Mountain range in Montana, United States

The John Long Mountains, el. 7923 ft, is a small mountain range northwest of Philipsburg, Montana in Granite County, Montana. The Beaverhead-Deerlodge National Forest and Lolo National Forest manage these mountains. A sizable roadless area of about 65,000 acres existed, as of 1990, in the John Long Mountains, centered on Silver King Mountain in the southern part of the range. It is unknown whether and to what extent this area's size has been reduced by logging. Lightly used trails traverse whitebark pine forests on the higher ridges, and forests of lodgepole pine, Douglas-fir, and heavy downfall on the eastern slopes. The western slopes have groves of douglas-fir amidst extensive grassy parks. Silver King Mountain is 7,581'.

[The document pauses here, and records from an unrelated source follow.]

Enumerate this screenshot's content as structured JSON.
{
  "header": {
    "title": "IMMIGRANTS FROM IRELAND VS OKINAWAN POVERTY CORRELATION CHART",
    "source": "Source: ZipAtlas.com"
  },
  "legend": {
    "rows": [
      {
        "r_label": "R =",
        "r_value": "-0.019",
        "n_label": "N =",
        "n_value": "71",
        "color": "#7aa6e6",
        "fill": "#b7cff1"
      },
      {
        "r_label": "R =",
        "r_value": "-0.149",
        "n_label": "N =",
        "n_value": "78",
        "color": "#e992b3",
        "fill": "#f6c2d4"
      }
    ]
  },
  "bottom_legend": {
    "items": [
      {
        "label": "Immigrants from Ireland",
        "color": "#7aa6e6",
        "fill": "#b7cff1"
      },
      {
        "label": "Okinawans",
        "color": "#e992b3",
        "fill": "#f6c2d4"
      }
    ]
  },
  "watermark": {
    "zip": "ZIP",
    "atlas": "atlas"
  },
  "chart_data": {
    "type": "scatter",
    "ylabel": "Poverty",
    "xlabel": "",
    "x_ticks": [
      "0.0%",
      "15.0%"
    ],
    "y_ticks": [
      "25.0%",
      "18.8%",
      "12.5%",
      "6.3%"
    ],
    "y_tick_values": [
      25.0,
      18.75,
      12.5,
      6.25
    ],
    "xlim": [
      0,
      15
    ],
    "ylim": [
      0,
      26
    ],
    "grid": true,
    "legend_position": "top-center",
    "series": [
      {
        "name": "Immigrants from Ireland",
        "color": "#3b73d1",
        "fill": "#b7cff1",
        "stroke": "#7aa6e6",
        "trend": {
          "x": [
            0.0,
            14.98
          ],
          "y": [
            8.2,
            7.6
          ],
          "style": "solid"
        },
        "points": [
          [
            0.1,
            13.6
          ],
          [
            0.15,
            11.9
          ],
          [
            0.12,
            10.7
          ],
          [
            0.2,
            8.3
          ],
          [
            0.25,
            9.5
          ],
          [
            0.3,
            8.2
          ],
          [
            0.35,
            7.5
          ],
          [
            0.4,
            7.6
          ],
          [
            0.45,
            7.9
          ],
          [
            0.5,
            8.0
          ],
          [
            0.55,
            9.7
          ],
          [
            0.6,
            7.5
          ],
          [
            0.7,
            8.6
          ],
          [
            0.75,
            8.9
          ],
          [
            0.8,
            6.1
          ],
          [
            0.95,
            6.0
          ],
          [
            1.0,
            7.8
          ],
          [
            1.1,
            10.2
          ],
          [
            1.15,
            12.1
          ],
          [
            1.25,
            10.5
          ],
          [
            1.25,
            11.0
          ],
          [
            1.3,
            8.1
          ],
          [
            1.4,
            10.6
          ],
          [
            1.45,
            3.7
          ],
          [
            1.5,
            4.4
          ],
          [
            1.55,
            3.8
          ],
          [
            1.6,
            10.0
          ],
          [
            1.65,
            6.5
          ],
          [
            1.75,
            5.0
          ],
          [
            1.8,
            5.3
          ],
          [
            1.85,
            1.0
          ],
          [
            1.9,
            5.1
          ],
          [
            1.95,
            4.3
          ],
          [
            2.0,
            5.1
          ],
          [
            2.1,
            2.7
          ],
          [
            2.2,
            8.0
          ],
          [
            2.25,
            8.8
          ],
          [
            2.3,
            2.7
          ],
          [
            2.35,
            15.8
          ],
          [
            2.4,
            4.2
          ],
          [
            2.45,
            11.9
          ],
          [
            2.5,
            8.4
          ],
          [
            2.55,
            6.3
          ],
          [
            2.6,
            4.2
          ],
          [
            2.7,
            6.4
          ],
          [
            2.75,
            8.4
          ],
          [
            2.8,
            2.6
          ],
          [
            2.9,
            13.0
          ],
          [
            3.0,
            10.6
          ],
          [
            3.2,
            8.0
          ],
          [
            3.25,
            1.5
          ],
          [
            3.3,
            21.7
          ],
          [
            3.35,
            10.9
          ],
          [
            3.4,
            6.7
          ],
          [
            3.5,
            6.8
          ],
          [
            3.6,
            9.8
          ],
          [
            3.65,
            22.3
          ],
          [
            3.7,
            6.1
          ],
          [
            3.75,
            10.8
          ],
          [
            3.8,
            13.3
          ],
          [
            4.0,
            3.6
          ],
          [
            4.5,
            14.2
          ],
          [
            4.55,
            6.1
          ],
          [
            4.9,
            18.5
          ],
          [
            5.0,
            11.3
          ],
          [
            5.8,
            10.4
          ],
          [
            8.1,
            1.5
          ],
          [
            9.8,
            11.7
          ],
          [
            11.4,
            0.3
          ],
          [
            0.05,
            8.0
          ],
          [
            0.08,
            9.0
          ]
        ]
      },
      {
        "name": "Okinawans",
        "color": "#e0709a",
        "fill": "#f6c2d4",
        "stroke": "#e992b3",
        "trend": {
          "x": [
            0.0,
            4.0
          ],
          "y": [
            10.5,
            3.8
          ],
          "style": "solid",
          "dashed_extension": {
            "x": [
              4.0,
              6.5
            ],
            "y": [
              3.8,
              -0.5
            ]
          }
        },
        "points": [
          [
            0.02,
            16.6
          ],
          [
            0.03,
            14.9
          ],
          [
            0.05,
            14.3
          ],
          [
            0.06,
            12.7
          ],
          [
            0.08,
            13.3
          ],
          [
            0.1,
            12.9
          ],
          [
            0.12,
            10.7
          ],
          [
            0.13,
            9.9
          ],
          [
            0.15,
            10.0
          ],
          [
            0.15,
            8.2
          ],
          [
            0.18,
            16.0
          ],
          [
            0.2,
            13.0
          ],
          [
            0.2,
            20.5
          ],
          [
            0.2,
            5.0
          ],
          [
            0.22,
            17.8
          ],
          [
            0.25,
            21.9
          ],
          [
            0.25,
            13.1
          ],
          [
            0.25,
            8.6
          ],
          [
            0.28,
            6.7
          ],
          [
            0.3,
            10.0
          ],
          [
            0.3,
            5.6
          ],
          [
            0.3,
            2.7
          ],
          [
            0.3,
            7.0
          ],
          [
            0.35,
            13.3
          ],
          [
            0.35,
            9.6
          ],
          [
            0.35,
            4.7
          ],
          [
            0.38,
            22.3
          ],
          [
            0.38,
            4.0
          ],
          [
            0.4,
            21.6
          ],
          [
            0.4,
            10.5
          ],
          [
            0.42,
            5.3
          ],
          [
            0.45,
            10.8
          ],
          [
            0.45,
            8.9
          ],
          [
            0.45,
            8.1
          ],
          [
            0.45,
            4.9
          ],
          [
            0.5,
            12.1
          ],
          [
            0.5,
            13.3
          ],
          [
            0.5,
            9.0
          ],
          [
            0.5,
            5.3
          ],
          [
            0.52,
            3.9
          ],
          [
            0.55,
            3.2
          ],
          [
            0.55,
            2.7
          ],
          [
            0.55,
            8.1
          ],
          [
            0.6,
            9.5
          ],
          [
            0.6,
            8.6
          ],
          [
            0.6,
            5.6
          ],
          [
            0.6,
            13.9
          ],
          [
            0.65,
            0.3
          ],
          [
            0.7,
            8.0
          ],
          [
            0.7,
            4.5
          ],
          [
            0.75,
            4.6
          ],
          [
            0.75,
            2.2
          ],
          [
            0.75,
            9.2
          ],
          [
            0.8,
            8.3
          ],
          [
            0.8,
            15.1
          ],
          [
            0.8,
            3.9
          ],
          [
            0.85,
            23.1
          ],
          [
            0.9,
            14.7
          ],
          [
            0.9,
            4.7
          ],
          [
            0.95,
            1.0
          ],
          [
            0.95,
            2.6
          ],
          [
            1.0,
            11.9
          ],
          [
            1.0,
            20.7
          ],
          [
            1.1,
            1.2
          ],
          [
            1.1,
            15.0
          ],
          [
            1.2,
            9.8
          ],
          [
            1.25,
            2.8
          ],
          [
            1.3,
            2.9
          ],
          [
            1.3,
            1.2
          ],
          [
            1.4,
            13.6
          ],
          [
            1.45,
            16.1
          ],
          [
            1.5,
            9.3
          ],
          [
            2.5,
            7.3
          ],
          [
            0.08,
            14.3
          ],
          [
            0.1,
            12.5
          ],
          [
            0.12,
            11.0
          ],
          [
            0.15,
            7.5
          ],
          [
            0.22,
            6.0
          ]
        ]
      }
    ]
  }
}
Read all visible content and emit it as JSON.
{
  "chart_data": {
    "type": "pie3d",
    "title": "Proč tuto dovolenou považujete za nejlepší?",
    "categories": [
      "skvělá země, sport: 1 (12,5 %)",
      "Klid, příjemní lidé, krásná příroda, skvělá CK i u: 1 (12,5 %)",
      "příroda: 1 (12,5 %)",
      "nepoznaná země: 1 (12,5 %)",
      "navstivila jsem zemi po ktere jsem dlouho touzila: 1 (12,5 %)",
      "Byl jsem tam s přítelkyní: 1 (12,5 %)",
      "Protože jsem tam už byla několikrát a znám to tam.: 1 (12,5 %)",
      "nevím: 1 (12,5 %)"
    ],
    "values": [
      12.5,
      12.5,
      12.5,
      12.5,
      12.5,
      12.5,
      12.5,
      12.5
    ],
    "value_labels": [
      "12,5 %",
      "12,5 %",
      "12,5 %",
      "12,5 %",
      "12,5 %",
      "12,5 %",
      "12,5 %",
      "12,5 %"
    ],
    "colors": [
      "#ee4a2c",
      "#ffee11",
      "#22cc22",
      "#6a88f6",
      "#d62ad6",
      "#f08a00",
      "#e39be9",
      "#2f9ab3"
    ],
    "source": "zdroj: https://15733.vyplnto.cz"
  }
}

The Babcock Mountain Bighorn Sheep Viewing Area, on the Rock Creek Road along the western edge of the John Longs, is an 8,000-acre area on the Lolo National Forest where bighorn sheep are commonly seen. Parking and hiking trails are provided.

There is some dispute as to whether the Quigg Peak roadless area, described in the Sapphire Mountains article, is really part of the John Long Mountains. If the Quigg Peak area is truly part of the John Long Mountains, then the highest point in the range would be Butte Cabin Ridge, el. 8,468'.